Deployment with FastAPI, Docker

Serve and containerize ML models, ready for the cloud (GCP, AWS)

Executive Summary

The ability to operationalize a machine-learning model is just as important as the model itself. In this mini-project I demonstrate how a trained XGBoost classifier (taken from my Customer Churn case study) can be (1) wrapped behind a FastAPI service and (2) containerized with Docker, ready to be shipped to Google Cloud.

“A model that never leaves the notebook never creates value.”


Architecture Overview

  • FastAPI provides the /predict endpoint and auto-generated docs
  • Docker ensures identical runtime environments
  • Cloud Run offers zero-ops serverless hosting on Google Cloud

Repositories

1. Building the FastAPI micro-service

This repository contains all code and instructions on how to serve the API locally. It serves a pre-trained customer churn XGBoost model and provides a /predict endpoint for making predictions. It uses Pydantic for request data validation.

2. Containerization with Docker

This repository packages the previous application (the customer churn API) into a Docker image, ready to be shipped to the cloud (e.g. Google Cloud, AWS).
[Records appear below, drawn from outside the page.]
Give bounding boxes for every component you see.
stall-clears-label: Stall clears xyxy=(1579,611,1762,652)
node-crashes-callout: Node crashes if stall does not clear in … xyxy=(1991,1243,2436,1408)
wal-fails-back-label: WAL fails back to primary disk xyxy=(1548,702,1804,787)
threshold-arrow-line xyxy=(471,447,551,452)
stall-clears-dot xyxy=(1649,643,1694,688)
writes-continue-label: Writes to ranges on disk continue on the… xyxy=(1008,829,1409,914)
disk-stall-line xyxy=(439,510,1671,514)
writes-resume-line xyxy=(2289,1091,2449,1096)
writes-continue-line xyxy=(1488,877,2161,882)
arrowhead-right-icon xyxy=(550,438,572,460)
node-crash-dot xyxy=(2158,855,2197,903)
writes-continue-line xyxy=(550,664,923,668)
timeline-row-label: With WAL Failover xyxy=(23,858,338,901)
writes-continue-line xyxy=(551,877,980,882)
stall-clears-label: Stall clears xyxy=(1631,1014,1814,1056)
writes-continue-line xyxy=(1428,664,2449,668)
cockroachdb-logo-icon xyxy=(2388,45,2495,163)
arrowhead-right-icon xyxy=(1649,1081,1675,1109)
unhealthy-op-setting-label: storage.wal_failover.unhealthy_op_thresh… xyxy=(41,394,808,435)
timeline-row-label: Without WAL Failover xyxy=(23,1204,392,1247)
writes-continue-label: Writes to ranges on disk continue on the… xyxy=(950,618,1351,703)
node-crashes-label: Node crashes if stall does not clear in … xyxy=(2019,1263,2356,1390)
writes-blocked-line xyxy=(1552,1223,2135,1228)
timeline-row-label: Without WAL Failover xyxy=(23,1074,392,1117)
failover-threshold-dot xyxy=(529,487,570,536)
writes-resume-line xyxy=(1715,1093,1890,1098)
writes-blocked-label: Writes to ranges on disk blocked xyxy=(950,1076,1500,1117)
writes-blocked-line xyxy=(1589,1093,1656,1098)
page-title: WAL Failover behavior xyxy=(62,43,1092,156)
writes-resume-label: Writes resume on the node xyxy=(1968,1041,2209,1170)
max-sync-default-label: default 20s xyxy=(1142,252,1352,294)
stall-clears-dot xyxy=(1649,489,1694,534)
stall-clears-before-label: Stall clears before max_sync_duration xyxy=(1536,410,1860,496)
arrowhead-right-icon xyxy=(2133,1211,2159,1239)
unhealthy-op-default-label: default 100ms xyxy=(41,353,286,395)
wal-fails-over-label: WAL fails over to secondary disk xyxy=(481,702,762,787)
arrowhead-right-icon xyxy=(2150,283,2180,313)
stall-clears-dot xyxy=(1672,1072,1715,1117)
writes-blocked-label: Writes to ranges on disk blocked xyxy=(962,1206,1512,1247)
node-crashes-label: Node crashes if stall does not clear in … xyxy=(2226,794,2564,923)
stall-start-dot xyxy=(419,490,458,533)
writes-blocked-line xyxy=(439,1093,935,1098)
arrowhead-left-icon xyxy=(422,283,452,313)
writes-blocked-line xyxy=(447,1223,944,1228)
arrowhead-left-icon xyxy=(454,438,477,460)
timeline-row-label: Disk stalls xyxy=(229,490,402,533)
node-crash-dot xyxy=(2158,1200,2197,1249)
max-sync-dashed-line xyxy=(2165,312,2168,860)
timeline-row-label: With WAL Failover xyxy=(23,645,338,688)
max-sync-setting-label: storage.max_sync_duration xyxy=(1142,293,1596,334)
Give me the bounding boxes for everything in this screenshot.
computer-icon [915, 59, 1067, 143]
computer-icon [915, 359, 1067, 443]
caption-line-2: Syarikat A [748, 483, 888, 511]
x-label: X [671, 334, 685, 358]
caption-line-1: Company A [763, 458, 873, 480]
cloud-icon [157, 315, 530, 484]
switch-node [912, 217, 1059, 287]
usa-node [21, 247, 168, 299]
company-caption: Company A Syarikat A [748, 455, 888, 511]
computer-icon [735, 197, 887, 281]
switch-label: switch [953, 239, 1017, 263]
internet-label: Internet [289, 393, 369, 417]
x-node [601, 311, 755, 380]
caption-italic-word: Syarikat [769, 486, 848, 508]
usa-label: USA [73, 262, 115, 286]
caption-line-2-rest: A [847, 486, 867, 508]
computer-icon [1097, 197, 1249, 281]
3. Google Cloud deployment

This model is currently being served on Google Cloud Cloud Run, and can be accessed here.

Key Takeaways

  1. Reproducibility
    A single source of truth (Dockerfile) recreates the environment byte-for-byte.

  2. Cloud portability
    Although demonstrated on Google Cloud Run, the same container can be deployed to AWS, Azure, or on-prem K8s.

  3. Framework agnostic
    These methods can be applied to other ML frameworks (PyTorch, TensorFlow).

Next steps

  • Deploy the same model using a managed platform like SageMaker, Vertex AI, or Azure ML endpoints.
  • Add basic monitoring (logging predictions)
  • Set up CI/CD pipeline using GitHub Actions to rebuild/redeploy the container on code changes.